Te Papa uses Eggfruit in Making Histories
Known as EggFruit, the capsule is a mobile recording booth where anyone can share their thoughts and exchange opinions on the Covid-19 pandemic. Thomas Lahood/Barbarian Productions/Supplied.
Mandy Te, EggFruit: Mysteriously-shaped pod heads to Te Papa Museum, helps create conversation on Covid-19 pandemic, Stuff, 25 February 2021
People walking near Wellington’s waterfront and Te Papa will find a mysteriously-shaped capsule has landed on the museum’s forecourt.
This space for exchange and reflection comes at a time when New Zealanders have recently left high lockdown alert levels. Until midnight Monday, Auckland was at alert level 2 after three community cases plunged the region into a snap 72-hour lockdown.
EggFruit is part of Te Papa project, Making Histories: Communities and Covid-19, which aims to create long-term conversations on work, health, racism and inequality in Aotearoa during this time.
Emma Ng, public programmes specialist at the Museum of New Zealand Te Papa Tongarewa, said Eggfruit was an intriguing object.
“I think visitors will find it appealing and mysterious,” Ng said.
“It’s about sharing views, like putting a mosaic together into a big picture.”
Anyone could take part and there would be activities beforehand which would help people be ready for when they wanted to record their views.

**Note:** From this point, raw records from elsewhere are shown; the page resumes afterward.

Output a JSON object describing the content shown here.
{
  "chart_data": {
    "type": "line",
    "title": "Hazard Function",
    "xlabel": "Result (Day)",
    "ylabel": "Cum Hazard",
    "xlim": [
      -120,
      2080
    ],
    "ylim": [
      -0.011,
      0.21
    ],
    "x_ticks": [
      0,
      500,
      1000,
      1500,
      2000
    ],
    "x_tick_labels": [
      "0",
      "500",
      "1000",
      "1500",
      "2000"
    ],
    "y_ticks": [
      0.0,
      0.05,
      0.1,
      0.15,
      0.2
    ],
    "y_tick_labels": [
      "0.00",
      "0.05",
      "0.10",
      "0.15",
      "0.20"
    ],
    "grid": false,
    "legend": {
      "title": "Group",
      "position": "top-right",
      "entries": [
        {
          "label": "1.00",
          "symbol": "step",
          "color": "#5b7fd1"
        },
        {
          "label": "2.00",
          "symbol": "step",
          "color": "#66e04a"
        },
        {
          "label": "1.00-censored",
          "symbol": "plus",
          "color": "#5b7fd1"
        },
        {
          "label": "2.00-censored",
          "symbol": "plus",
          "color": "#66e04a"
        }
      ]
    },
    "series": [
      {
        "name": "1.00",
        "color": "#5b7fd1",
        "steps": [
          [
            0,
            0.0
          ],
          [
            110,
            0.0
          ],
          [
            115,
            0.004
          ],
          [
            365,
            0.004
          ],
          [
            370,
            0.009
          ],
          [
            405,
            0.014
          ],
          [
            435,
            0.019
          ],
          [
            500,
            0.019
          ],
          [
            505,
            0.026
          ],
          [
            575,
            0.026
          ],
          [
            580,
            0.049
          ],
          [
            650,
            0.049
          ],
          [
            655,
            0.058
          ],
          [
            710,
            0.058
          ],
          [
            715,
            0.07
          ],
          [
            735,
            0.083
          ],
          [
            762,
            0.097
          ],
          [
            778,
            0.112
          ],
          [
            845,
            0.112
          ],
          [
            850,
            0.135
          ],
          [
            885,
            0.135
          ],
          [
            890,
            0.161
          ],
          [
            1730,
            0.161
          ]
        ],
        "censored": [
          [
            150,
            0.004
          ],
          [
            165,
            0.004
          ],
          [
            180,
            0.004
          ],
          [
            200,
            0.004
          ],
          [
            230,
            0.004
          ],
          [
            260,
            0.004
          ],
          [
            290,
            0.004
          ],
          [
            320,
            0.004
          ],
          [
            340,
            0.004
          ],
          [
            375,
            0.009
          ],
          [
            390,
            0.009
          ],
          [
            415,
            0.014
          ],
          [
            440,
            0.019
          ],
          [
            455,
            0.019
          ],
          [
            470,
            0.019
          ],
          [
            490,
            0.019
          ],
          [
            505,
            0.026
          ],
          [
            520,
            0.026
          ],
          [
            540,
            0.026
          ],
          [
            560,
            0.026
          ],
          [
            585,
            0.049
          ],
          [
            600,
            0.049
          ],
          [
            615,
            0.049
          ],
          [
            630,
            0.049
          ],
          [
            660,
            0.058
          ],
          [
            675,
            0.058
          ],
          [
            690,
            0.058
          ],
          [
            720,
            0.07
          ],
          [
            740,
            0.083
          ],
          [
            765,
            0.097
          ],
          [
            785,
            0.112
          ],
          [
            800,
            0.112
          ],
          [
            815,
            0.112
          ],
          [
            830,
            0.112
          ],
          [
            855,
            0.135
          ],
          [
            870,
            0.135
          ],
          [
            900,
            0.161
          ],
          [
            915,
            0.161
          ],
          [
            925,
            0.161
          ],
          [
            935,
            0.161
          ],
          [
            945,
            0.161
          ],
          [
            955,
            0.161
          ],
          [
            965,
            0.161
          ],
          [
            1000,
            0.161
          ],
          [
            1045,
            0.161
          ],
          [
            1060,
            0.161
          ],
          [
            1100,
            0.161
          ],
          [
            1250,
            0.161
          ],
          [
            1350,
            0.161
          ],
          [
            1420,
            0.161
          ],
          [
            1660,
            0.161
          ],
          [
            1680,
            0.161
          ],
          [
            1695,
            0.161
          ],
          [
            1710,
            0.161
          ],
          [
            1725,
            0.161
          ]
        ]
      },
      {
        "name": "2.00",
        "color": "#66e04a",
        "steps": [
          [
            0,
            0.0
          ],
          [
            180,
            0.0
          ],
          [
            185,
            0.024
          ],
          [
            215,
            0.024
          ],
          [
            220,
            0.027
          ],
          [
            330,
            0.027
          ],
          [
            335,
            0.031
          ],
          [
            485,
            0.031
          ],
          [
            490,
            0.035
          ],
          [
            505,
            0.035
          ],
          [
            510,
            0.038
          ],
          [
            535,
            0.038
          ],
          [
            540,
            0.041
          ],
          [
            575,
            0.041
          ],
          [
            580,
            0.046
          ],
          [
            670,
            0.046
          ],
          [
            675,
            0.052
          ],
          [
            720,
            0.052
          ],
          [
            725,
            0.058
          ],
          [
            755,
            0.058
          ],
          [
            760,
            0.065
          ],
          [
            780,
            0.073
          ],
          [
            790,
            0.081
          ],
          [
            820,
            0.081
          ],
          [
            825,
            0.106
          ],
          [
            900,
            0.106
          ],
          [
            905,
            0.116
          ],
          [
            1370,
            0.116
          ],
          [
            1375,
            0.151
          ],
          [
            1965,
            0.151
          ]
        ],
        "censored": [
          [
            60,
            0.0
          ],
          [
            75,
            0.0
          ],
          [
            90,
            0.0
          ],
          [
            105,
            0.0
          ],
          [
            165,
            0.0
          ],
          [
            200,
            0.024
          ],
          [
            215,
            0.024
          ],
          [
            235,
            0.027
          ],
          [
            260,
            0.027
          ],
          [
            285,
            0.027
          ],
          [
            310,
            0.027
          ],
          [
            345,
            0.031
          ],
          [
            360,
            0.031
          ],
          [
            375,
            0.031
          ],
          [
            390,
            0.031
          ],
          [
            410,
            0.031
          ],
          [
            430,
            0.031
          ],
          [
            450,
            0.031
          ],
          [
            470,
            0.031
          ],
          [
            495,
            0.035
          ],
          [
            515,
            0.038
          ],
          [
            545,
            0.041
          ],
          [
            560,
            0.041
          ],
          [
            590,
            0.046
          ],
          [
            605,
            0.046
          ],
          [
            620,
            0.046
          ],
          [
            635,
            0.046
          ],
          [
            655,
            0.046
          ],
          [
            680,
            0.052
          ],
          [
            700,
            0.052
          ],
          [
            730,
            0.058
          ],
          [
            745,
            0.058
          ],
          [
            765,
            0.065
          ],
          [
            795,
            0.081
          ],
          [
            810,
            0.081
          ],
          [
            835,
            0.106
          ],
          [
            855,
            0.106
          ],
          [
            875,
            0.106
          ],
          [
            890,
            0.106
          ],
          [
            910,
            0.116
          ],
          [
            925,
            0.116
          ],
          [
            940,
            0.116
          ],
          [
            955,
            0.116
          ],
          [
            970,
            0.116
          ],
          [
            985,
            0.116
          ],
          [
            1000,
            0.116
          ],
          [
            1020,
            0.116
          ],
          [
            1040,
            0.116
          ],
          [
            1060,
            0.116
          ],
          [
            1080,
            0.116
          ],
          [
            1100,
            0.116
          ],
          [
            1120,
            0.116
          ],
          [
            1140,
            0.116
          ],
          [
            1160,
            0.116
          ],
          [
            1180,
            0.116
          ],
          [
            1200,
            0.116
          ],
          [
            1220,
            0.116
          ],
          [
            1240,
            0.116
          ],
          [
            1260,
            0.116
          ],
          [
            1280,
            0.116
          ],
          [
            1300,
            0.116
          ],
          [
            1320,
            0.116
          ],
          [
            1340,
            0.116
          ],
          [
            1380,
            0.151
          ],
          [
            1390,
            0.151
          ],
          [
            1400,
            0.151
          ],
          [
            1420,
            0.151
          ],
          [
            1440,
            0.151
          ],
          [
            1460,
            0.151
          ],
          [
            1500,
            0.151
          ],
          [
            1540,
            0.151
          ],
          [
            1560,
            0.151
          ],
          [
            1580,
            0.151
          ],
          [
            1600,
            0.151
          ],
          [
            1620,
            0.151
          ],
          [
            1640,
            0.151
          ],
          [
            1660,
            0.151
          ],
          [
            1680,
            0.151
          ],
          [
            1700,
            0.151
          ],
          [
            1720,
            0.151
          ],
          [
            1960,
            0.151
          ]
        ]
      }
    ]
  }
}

Ng said the recordings were all anonymous which helped make people feel safe when talking about a serious topic, saying EggFruit as a whole, helped give the hard topic a soft edge.
“It’s a really inviting booth-like environment, and you have a lot of control and agency before you’re ready to share,” Ng said.
Working with Barbarian Productions – an independent theatre company that came up with EggFruit, Ng said the kaupapa of the object was a good fit with Te Papa’s project.
Barbarian Productions co-director Thomas LaHood said EggFruit was designed as a way to create conversation on national identity.
It was inspired by how small towns had giant objects such as the Ohakune Carrot, Taihape’s gumboot, and Tīrau’s sheep and sheepdog.
“We wanted it to be something people interacted it, and it was initially designed to represent a kiwifruit. Once it was built, we wanted to move away from calling it a giant kiwifruit – it’s partly an egg, partly a capsule, and has a feel of a kiwifruit.
“Mash it together with the idea of an egg, and you get EggFruit.”
He described EggFruit as a social and creative technology as well as an investigation into people’s thoughts and how public consultation can take place.
Last weekend, EggFruit popped up near TSB Arena and people were asked if they saw themselves as part of the team of five million.
“It’s an intimate and private space where people have space of reflection.”
There were great conversations to have around Covid-19, he said.
EggFruit is open to the public from February 25 to February 28 at Te Papa forecourt.